Johnny Weir’s new book: ‘Welcome to My World’
By Greg Hernandez
HollywoodNews.com: Okay, so no one is surprised that Johnny Weir is gay. Even the ‘People’ magazine article that sort of “officially” breaks the news starts this way: It’s not exactly a shocker.
Still, I think it’s always interesting, once someone has gone on the record about being gay, to see what they have to say about it.
Johnny is asked by ‘People’ why he decided to come out now. Instead of saying the obvious – that he has a memoir (‘Welcome to My World’) to promote, Johnny says: “I’ve never felt the need before. Why come out of the closet when you’ve never really lived in one? But I didn’t want a reporter to do it for me.”
The magazine features excerpts from the book and I’m plucked out some of the parts I found to be the most interesting.

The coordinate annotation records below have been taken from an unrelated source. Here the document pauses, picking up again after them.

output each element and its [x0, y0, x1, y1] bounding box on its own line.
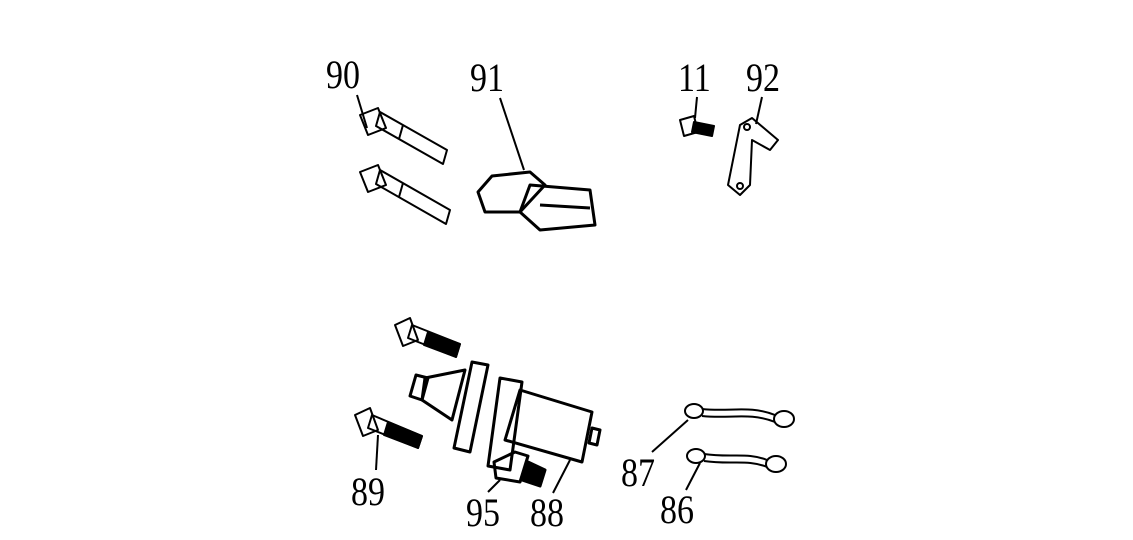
callout-95: 95: [466, 490, 500, 535]
part-91-bracket: [476, 170, 597, 232]
callout-89: 89: [351, 469, 385, 514]
part-89-bolts: [354, 317, 461, 449]
callout-11: 11: [678, 55, 711, 100]
part-88-starter-motor: [408, 360, 602, 472]
callout-86: 86: [660, 487, 694, 532]
callout-91: 91: [470, 55, 504, 100]
leader-lines: [356, 94, 763, 494]
part-11-screw: [679, 115, 715, 137]
callout-92: 92: [746, 55, 780, 100]
part-87-cable: [684, 403, 795, 428]
callout-88: 88: [530, 490, 564, 535]
part-95-relay: [492, 450, 547, 488]
callout-87: 87: [621, 450, 655, 495]
part-90-long-bolts: [359, 107, 451, 225]
callout-90: 90: [326, 52, 360, 97]
part-92-lever: [727, 117, 779, 196]
part-86-cable: [686, 448, 787, 473]
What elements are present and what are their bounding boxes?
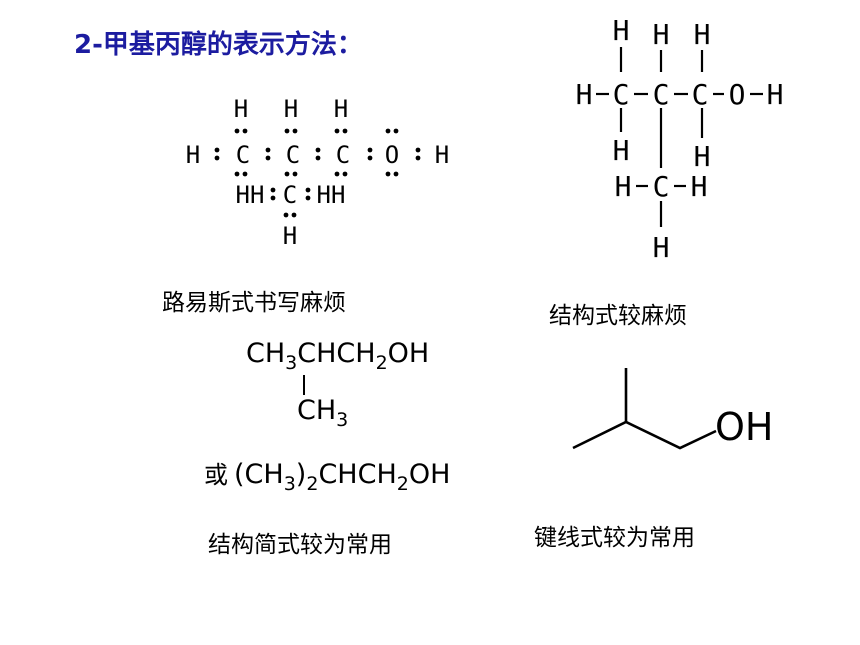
condensed-branch-bond	[303, 375, 305, 395]
condensed-part: OH	[408, 459, 451, 490]
struct-o: O	[729, 78, 746, 111]
struct-c-2: C	[653, 78, 670, 111]
condensed-subscript: 3	[283, 473, 296, 495]
lewis-caption: 路易斯式书写麻烦	[162, 290, 346, 316]
lewis-h-right: H	[435, 141, 449, 169]
condensed-formula-line: CH3CHCH2OH	[246, 338, 430, 373]
lewis-c-branch: C	[283, 181, 297, 209]
struct-c-branch: C	[653, 170, 670, 203]
lewis-h-top-1: H	[234, 95, 248, 123]
condensed-subscript: 2	[306, 473, 319, 495]
lewis-h-top-2: H	[284, 95, 298, 123]
lewis-electron-dots	[214, 128, 421, 218]
condensed-alt-formula: 或(CH3)2CHCH2OH	[204, 455, 451, 494]
struct-h-right: H	[767, 78, 784, 111]
condensed-part: CH	[297, 395, 337, 426]
condensed-part: CHCH	[318, 459, 397, 490]
condensed-part: CH	[246, 338, 286, 369]
condensed-part: )	[295, 459, 307, 490]
lewis-hh-right: HH	[317, 181, 346, 209]
condensed-subscript: 2	[396, 473, 409, 495]
condensed-subscript: 3	[336, 409, 349, 431]
skeletal-chain	[572, 420, 717, 450]
struct-h-left: H	[576, 78, 593, 111]
struct-c-3: C	[692, 78, 709, 111]
condensed-subscript: 2	[375, 352, 388, 374]
lewis-h-top-3: H	[334, 95, 348, 123]
struct-h-top-1: H	[613, 14, 630, 47]
lewis-c-1: C	[236, 141, 250, 169]
condensed-part: (CH	[234, 459, 284, 490]
condensed-alt-prefix: 或	[204, 461, 228, 489]
condensed-part: CHCH	[297, 338, 376, 369]
struct-h-branch-left: H	[615, 170, 632, 203]
struct-h-branch-right: H	[691, 170, 708, 203]
struct-h-bottom: H	[653, 231, 670, 264]
lewis-c-2: C	[286, 141, 300, 169]
condensed-part: OH	[387, 338, 430, 369]
skeletal-caption: 键线式较为常用	[534, 525, 695, 551]
condensed-subscript: 3	[285, 352, 298, 374]
struct-h-top-2: H	[653, 18, 670, 51]
lewis-o: O	[385, 141, 399, 169]
lewis-c-3: C	[336, 141, 350, 169]
lewis-h-bottom: H	[283, 222, 297, 250]
lewis-h-left: H	[186, 141, 200, 169]
condensed-caption: 结构简式较为常用	[208, 532, 392, 558]
lewis-hh-left: HH	[236, 181, 265, 209]
skeletal-oh: OH	[715, 405, 773, 449]
struct-h-top-3: H	[694, 18, 711, 51]
struct-c-1: C	[613, 78, 630, 111]
struct-h-below-3: H	[694, 140, 711, 173]
struct-h-below-1: H	[613, 134, 630, 167]
structural-caption: 结构式较麻烦	[549, 303, 687, 329]
condensed-branch: CH3	[297, 395, 348, 430]
page-title: 2-甲基丙醇的表示方法：	[74, 30, 363, 60]
struct-bonds	[596, 47, 763, 227]
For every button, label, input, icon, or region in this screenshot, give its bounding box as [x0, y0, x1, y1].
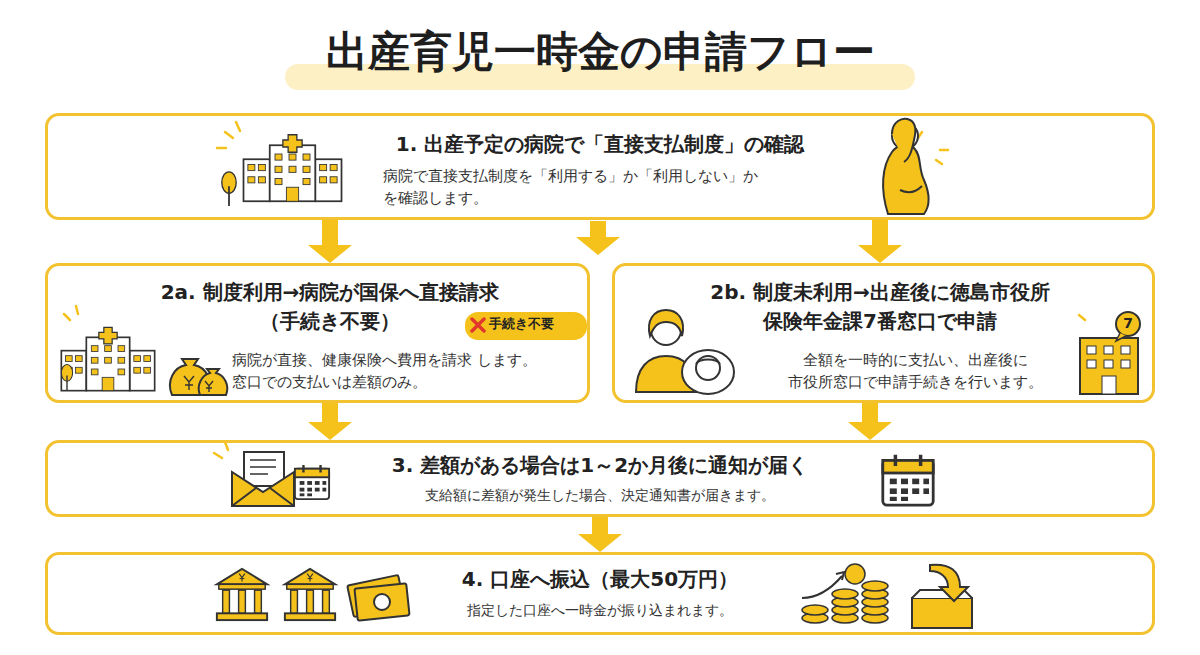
flow-arrow — [308, 220, 352, 263]
box-body: 病院で直接支払制度を「利用する」か「利用しない」か を確認します。 — [383, 166, 813, 210]
text-slot: 2b. 制度未利用→出産後に徳島市役所 保険年金課7番窓口で申請 — [680, 278, 1080, 336]
box-heading: 手続き不要 — [489, 315, 583, 334]
text-slot: 手続き不要 — [489, 315, 583, 334]
flow-arrow — [308, 403, 352, 440]
text-slot: 4. 口座へ振込（最大50万円） — [345, 565, 855, 594]
box-heading: 1. 出産予定の病院で「直接支払制度」の確認 — [345, 130, 855, 159]
flow-arrow — [578, 517, 622, 552]
process-box: 2b. 制度未利用→出産後に徳島市役所 保険年金課7番窓口で申請全額を一時的に支… — [612, 263, 1155, 403]
callout-number: 7 — [1119, 314, 1137, 332]
process-box: 4. 口座へ振込（最大50万円） 指定した口座へ一時金が振り込まれます。 — [45, 552, 1155, 635]
text-slot: 全額を一時的に支払い、出産後に 市役所窓口で申請手続きを行います。 — [750, 350, 1080, 394]
flow-arrow — [858, 220, 902, 263]
text-slot: 支給額に差額が発生した場合、決定通知書が届きます。 — [295, 485, 905, 505]
text-slot: 1. 出産予定の病院で「直接支払制度」の確認 — [345, 130, 855, 159]
box-body: 病院が直接、健康保険へ費用を請求 します。窓口での支払いは差額のみ。 — [232, 350, 542, 394]
box-body: 支給額に差額が発生した場合、決定通知書が届きます。 — [295, 485, 905, 505]
box-body: 指定した口座へ一時金が振り込まれます。 — [295, 600, 905, 620]
box-body: 全額を一時的に支払い、出産後に 市役所窓口で申請手続きを行います。 — [750, 350, 1080, 394]
status-badge: 手続き不要 — [465, 312, 587, 340]
box-heading: 4. 口座へ振込（最大50万円） — [345, 565, 855, 594]
box-heading: 2b. 制度未利用→出産後に徳島市役所 保険年金課7番窓口で申請 — [680, 278, 1080, 336]
text-slot: 3. 差額がある場合は1～2か月後に通知が届く — [345, 451, 855, 480]
flow-arrow — [848, 403, 892, 440]
process-box: 1. 出産予定の病院で「直接支払制度」の確認病院で直接支払制度を「利用する」か「… — [45, 113, 1155, 220]
box-heading: 3. 差額がある場合は1～2か月後に通知が届く — [345, 451, 855, 480]
text-slot: 指定した口座へ一時金が振り込まれます。 — [295, 600, 905, 620]
cross-icon — [470, 317, 486, 333]
text-slot: 病院が直接、健康保険へ費用を請求 します。窓口での支払いは差額のみ。 — [232, 350, 542, 394]
process-box: 2a. 制度利用→病院が国保へ直接請求 （手続き不要）病院が直接、健康保険へ費用… — [45, 263, 590, 403]
text-slot: 病院で直接支払制度を「利用する」か「利用しない」か を確認します。 — [383, 166, 813, 210]
diagram-title: 出産育児一時金の申請フロー — [0, 24, 1200, 80]
process-box: 3. 差額がある場合は1～2か月後に通知が届く支給額に差額が発生した場合、決定通… — [45, 440, 1155, 517]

He writes: By puberty, I knew I was gay. But I didn’t worry about it much. As a serious skater, I was way too busy. Then, when I was 16, I had my first kiss with a boy.

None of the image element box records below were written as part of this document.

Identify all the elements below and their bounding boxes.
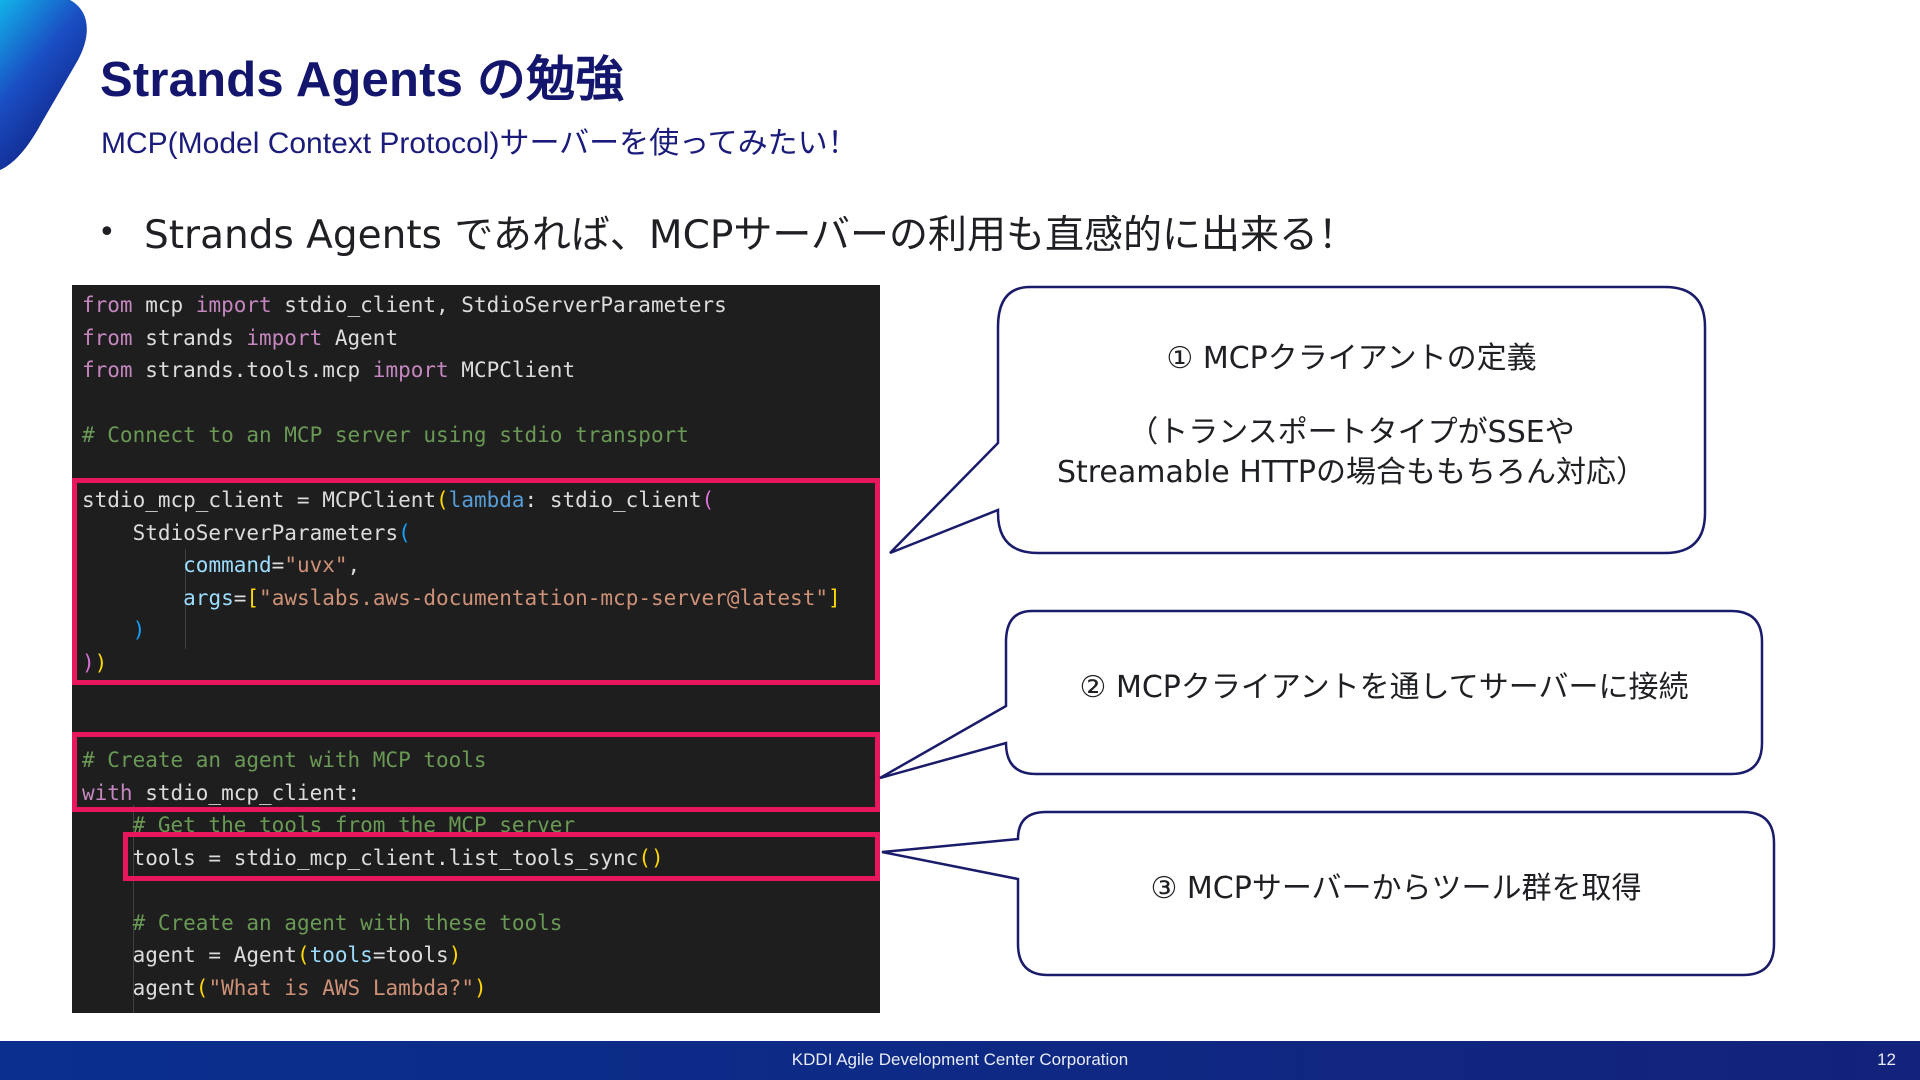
slide-title: Strands Agents の勉強 <box>100 53 625 107</box>
bullet-text: Strands Agents であれば、MCPサーバーの利用も直感的に出来る！ <box>144 213 1357 258</box>
callout-text-2: ② MCPクライアントを通してサーバーに接続 <box>1006 668 1762 708</box>
callout-text-1: ① MCPクライアントの定義 （トランスポートタイプがSSEや Streamab… <box>998 339 1705 493</box>
code-line: StdioServerParameters( <box>132 520 411 545</box>
code-line: stdio_mcp_client = MCPClient(lambda: std… <box>82 488 715 512</box>
callout-1-line-2: （トランスポートタイプがSSEや <box>1128 415 1575 450</box>
footer-company: KDDI Agile Development Center Corporatio… <box>791 1050 1129 1069</box>
callout-text-3: ③ MCPサーバーからツール群を取得 <box>1018 869 1774 909</box>
code-line: from strands import Agent <box>82 325 399 350</box>
callout-1-spacer <box>998 379 1705 413</box>
code-block: from mcp import stdio_client, StdioServe… <box>82 289 841 1004</box>
code-line: )) <box>82 650 108 675</box>
code-line: from mcp import stdio_client, StdioServe… <box>82 293 727 317</box>
indent-guide <box>133 805 134 1013</box>
callout-2-line-1: ② MCPクライアントを通してサーバーに接続 <box>1079 670 1689 705</box>
code-line: ) <box>132 618 146 642</box>
highlight-box-connect <box>72 732 880 812</box>
bullet-dot-icon: • <box>98 214 116 250</box>
code-comment: # Connect to an MCP server using stdio t… <box>82 423 689 447</box>
callout-bubble-1 <box>889 285 1707 555</box>
callout-1-line-1: ① MCPクライアントの定義 <box>1166 341 1537 376</box>
code-panel: from mcp import stdio_client, StdioServe… <box>72 285 880 1013</box>
code-line: agent("What is AWS Lambda?") <box>132 975 487 1000</box>
callout-bubble-2 <box>879 609 1764 780</box>
code-line: with stdio_mcp_client: <box>82 780 361 805</box>
bullet-point: • Strands Agents であれば、MCPサーバーの利用も直感的に出来る… <box>98 204 1357 260</box>
footer-bar: KDDI Agile Development Center Corporatio… <box>0 1041 1920 1080</box>
callout-bubble-3 <box>881 810 1776 977</box>
corner-logo-shape <box>0 0 87 170</box>
page-number: 12 <box>1877 1050 1896 1069</box>
code-line: # Create an agent with these tools <box>132 910 563 935</box>
callout-3-line-1: ③ MCPサーバーからツール群を取得 <box>1150 871 1642 906</box>
code-comment: # Create an agent with MCP tools <box>82 748 487 772</box>
callout-1-line-3: Streamable HTTPの場合ももちろん対応） <box>1056 455 1647 490</box>
code-line: args=["awslabs.aws-documentation-mcp-ser… <box>183 585 841 610</box>
slide-subtitle: MCP(Model Context Protocol)サーバーを使ってみたい！ <box>101 127 858 160</box>
code-line: command="uvx", <box>183 553 361 577</box>
code-line: tools = stdio_mcp_client.list_tools_sync… <box>132 845 664 870</box>
code-line: agent = Agent(tools=tools) <box>132 943 462 967</box>
code-line: from strands.tools.mcp import MCPClient <box>82 358 576 382</box>
highlight-box-client-definition <box>72 478 880 685</box>
indent-guide <box>185 549 186 649</box>
highlight-box-list-tools <box>123 832 880 881</box>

He came out to his mother at 18.
I waited until one night after my dad had gone to sleep (my dad is a cool guy but homosexuality is completely foreign to him and not something I was ready to throw in his face).
“Mom, adult to adult, I need to tell you something. I’m gay.” Suddenly it felt like I was sitting in the room with a stranger, and this was my mom, my best friend. She started to cry. I wasn’t angry. No mother wants to hear her son say he’s gay. Those two words rip the picture of a daughter-in-law and grandchildren into pieces. I felt sorry for my mom and wanted her to know everything was going to be all right.

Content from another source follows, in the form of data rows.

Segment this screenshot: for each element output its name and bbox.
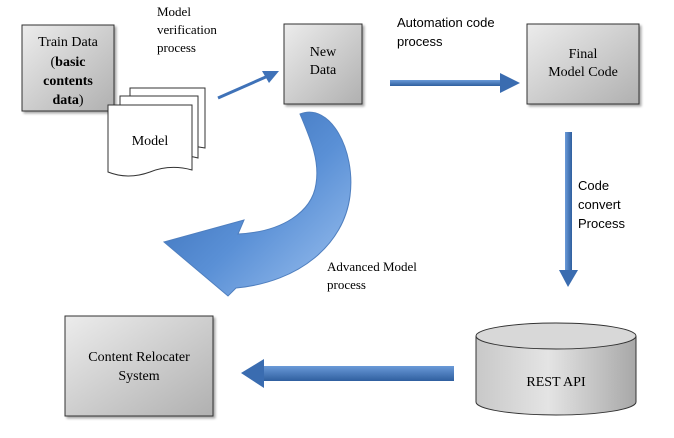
code-convert-line3: Process [578,216,625,231]
train-data-line2: (basic [50,55,85,70]
new-data-line1: New [310,45,337,60]
train-data-line4: data) [52,93,83,108]
code-convert-line2: convert [578,197,621,212]
label-advanced-model: Advanced Model process [327,259,417,292]
rest-api-label: REST API [526,375,586,390]
final-model-line1: Final [569,47,598,62]
curved-arrow-advanced-model [162,111,352,297]
model-verification-line3: process [157,40,196,55]
arrow-new-data-to-final-code [390,73,520,93]
content-relocater-line2: System [118,369,159,384]
new-data-line2: Data [310,63,337,78]
arrow-model-to-new-data [217,71,279,100]
model-verification-line2: verification [157,22,217,37]
label-code-convert: Code convert Process [578,178,625,231]
arrow-rest-api-to-content-relocater [241,359,454,388]
automation-code-line2: process [397,34,443,49]
code-convert-line1: Code [578,178,609,193]
final-model-line2: Model Code [548,65,618,80]
arrow-final-code-to-rest-api [559,132,578,287]
model-verification-line1: Model [157,4,191,19]
train-data-node: Train Data (basic contents data) [21,24,115,112]
train-data-line1: Train Data [38,35,99,50]
label-automation-code: Automation code process [397,15,495,49]
final-model-code-node: Final Model Code [526,23,640,105]
advanced-model-line1: Advanced Model [327,259,417,274]
advanced-model-line2: process [327,277,366,292]
rest-api-node: REST API [475,322,637,416]
content-relocater-line1: Content Relocater [88,350,190,365]
automation-code-line1: Automation code [397,15,495,30]
model-node: Model [107,87,206,177]
content-relocater-node: Content Relocater System [64,315,214,417]
label-model-verification: Model verification process [157,4,217,55]
new-data-node: New Data [283,23,363,105]
model-label: Model [132,134,169,149]
train-data-line3: contents [43,74,93,89]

“I really don’t care Johnny, as long as I know that you are happy,” she said.
Suddenly I felt this great freedom. It’s not an issue for the rest of my family and they don’t ask any questions which I consider a blessing.
Johnny had a serious relationship with another skater which they kept quiet. He writes:
Although everyone thinks of figure skating as the gayest sport in the universe, those who wield power within it rail against that image. Skaters are supposed to represent a sanitized ideal, like a figurine atop a child’s birthday cake. The result is that homosexual skaters are terrified of showing any signs of their sexual orientation since the judges will hold it against them. One had to act like a man. On skates and in sparkles.
On being pressured to come out publicly Johnny writes:
All the gay websites couldn’t figure out why I was such a jerk that I wouldn’t talk about it. A lot of gays got downright angry about my silence. But pressure is the last thing that would make me want to “join” a community.